Sql Buddy

Security checks across malware telemetry and agentic risk

Overview

This database assistant is not malware, but it needs Review because it overstates safety while handling database credentials, write execution, schema metadata, and row samples in sensitive ways.

Install only if you are comfortable giving the skill access to the target databases and possible model prompts containing schema details and small row samples. Use least-privilege read-only database accounts, avoid saving passwords through the skill, and do not enable allow_write on production data unless you have reviewed the generated SQL yourself.

SkillSpector

By NVIDIA
Vulnerability Patterns
  • Data ExfiltrationExternal Transmission, Env Variable Harvesting, File System Enumeration
  • MCP Tool PoisoningHidden Instructions, Unicode Deception, Parameter Description Injection
  • Prompt InjectionInstruction Override, Hidden Instructions, Exfiltration Commands
  • Privilege EscalationExcessive Permissions, Sudo/Root Execution, Credential Access
  • Supply ChainUnpinned Dependencies, External Script Fetching, Obfuscated Code
Findings (7)

Intent-Code Divergence

High
Confidence
99% confidence
Finding
The module claims to be a safe, read-only executor, but the enforcement path is broken: the code imports `is_read_only_query` directly yet calls `security.is_read_only_query(sql)`, which will raise and prevent the intended safety check from functioning.
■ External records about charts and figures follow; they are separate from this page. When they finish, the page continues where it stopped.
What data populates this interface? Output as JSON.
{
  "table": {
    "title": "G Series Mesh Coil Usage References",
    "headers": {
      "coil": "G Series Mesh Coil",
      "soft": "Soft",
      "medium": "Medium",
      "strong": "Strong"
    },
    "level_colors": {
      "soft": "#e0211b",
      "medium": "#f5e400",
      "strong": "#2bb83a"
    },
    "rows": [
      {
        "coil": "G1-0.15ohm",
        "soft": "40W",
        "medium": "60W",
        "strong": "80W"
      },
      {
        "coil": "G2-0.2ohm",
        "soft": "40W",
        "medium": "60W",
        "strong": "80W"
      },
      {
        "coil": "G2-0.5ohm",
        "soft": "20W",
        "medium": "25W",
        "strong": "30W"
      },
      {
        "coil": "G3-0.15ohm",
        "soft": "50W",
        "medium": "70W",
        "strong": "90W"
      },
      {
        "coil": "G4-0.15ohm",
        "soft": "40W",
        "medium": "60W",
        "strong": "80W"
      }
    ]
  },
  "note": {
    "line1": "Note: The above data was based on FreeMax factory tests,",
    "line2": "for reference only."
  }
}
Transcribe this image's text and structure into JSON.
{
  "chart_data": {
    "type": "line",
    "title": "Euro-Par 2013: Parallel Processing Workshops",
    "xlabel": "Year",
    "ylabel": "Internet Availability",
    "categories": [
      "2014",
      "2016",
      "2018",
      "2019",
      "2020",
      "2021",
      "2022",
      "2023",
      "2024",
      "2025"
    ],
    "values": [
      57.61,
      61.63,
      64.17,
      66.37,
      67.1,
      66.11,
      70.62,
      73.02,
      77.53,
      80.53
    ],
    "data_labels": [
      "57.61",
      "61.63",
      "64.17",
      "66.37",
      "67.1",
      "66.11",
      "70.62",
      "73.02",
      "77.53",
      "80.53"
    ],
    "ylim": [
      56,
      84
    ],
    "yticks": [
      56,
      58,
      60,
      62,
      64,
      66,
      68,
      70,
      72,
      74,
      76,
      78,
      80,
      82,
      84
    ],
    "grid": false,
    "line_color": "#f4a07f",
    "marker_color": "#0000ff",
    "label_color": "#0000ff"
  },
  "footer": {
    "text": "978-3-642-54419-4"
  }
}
In addition, all backend helpers include commit paths for non-SELECT statements, so if the guard is fixed incorrectly or bypassed, destructive writes can execute despite the safety claims.

Intent-Code Divergence

Medium
Confidence
95% confidence
Finding
The documentation states that parameterized queries are used, but every execution path passes the full SQL string directly to `cursor.execute(sql)` with no parameter binding. In a skill that converts natural language into SQL, this mismatch is dangerous because downstream components or users may trust the safety claim and allow untrusted input to flow into raw SQL execution.

Intent-Code Divergence

Medium
Confidence
97% confidence
Finding
The module claims to enforce read-only SQL safety, but `is_read_only_query` defaults to allowing any unrecognized statement by returning `True`. In a natural-language-to-SQL assistant, that fail-open behavior can let dangerous dialect-specific or obfuscated write operations bypass the guard, especially when this function is relied on as the policy check before execution.

Missing User Warnings

Medium
Confidence
95% confidence
Finding
The code saves the full connection configuration, including database passwords, directly to a local JSON file in the user's home directory. This is dangerous because local plaintext credential storage can expose secrets to other local users, malware, backups, or accidental file disclosure, and the code explicitly prioritizes convenience over secure secret handling.

Missing User Warnings

Medium
Confidence
90% confidence
Finding
The PostgreSQL execution path commits non-SELECT operations automatically, with no confirmation or secondary authorization at the point of execution. In a tool marketed as safe and read-only by default, silent commits increase the chance of accidental or unauthorized data modification if the write gate is enabled or bypassed.

Missing User Warnings

Medium
Confidence
94% confidence
Finding
The prompt sent to the LLM includes raw query text, generated SQL, column names, sample row values, and numeric summaries with no redaction, minimization, or user consent boundary. In a SQL assistant, query results often contain sensitive business or personal data, so forwarding them wholesale to an external model can cause unintended data disclosure and prompt-injection exposure through malicious row contents.

Missing User Warnings

Medium
Confidence
84% confidence
Finding
The function explicitly formats database schema metadata for inclusion in an LLM prompt, which can disclose internal table names, column names, keys, defaults, comments, and relationship structure to an external model or downstream logging/telemetry pipeline. While no row data is included, schema metadata is often sensitive because it reveals business entities, security-relevant fields, and attack surface, and this skill’s purpose of converting natural language to SQL makes such transmission a core workflow rather than an incidental edge case.

VirusTotal

64/64 vendors flagged this skill as clean.